Senyuman lebar itu kini kembali meredup mendengar ucapan Mayra.
"No Gelora, kamu jangan memprotes lagi," timpal Mayra cepat saat Gelora ingin memprotes menatapnya sedih.
"Jangan menangis, saya tahu kamu wanita yang kuat, lebih baik kamu persiapkan uangnya juga," tambahnya.
Sejujurnya Gelora sangat kecewa mendengar ucapan terakhir mertuanya. Dia jadi merasa, bahwa ia hanya dibutuhkan karena uang.

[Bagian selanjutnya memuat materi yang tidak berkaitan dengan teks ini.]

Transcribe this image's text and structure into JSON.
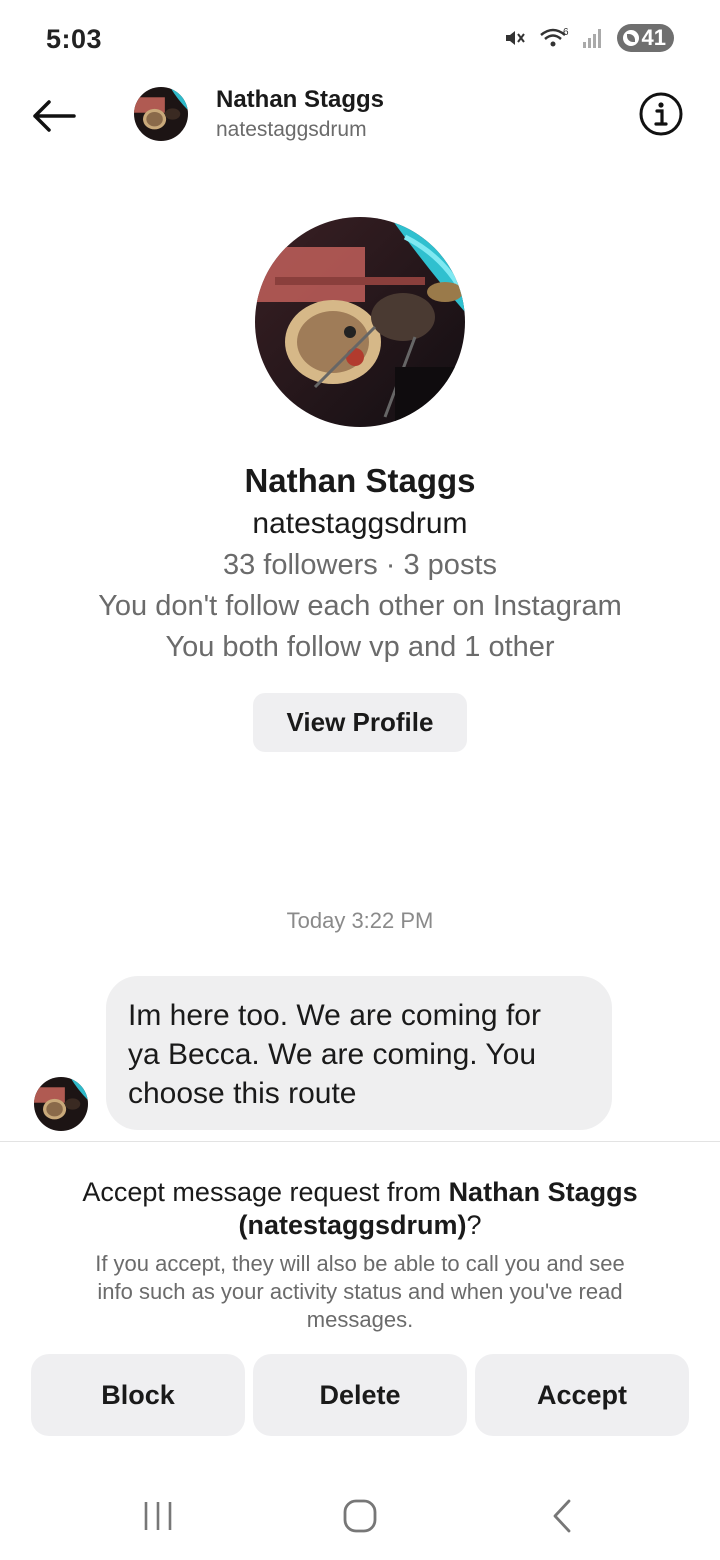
{
  "status_bar": {
    "time": "5:03",
    "battery": "41",
    "icons": [
      "mute-icon",
      "wifi-icon",
      "signal-icon",
      "battery-icon"
    ]
  },
  "header": {
    "name": "Nathan Staggs",
    "username": "natestaggsdrum",
    "icons": [
      "back-arrow-icon",
      "info-icon"
    ]
  },
  "profile": {
    "name": "Nathan Staggs",
    "username": "natestaggsdrum",
    "stats": "33 followers · 3 posts",
    "follow_status": "You don't follow each other on Instagram",
    "mutuals": "You both follow vp and 1 other",
    "view_profile_label": "View Profile"
  },
  "conversation": {
    "timestamp": "Today 3:22 PM",
    "messages": [
      {
        "lines": [
          "Im here too. We are coming for",
          "ya Becca. We are coming. You",
          "choose this route"
        ]
      }
    ]
  },
  "request": {
    "title_prefix": "Accept message request from ",
    "title_name": "Nathan Staggs",
    "title_username": "(natestaggsdrum)",
    "title_suffix": "?",
    "description_lines": [
      "If you accept, they will also be able to call you and see",
      "info such as your activity status and when you've read",
      "messages."
    ],
    "actions": {
      "block": "Block",
      "delete": "Delete",
      "accept": "Accept"
    }
  },
  "nav_bar": {
    "icons": [
      "recents-icon",
      "home-icon",
      "back-icon"
    ]
  },
  "colors": {
    "bubble": "#efeff0",
    "button": "#efeff1",
    "secondary_text": "#6b6b6b"
  }
}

Tapi itu tidaklah seberapa dengan kesembuhan suaminya.
"Saya ingin bertemu dengan Radit dulu, Bu," imbuhnya pelan yang diangguki oleh Mayra.
"Ke sanalah Nak, jangan lupa ucapkan selam–" Mayra langsung terdiam tak jadi melanjutkan ucapannya. Hampir saja ia keceplosan, menyuruh Gelora mengucapkan selamat tinggal untuk suaminya sendiri.
"Maksud Ibu, jangan lupa berikan dia support Nak, kata dokter meski Radit koma tapi ia tetap bisa mendengarkan perkataan kita," ucapnya segera saat Gelora menukikkan alisnya. Seakan curiga dengannya.
"Hm baiklah," kata wanita itu beranjak dari posisinya. Begitupun dengan Mayra, mereka berjalan saling bertolak belakang dengan tujuan masing-masing.
"Sebenarnya saya kasihan denganmu, tapi, nyawa anak saya lebih penting Gelora." Mayra membalikkan tubuhnya menatap punggung Gelora, yang mulai menghilang lewat lorong koridor rumah sakit. Wanita paruh baya itu mengusap pelan air matanya. Jujur, ia tidak membenci Gelora tapi ia benci dengan takdir yang mempermainkan anaknya.
To Be Continue.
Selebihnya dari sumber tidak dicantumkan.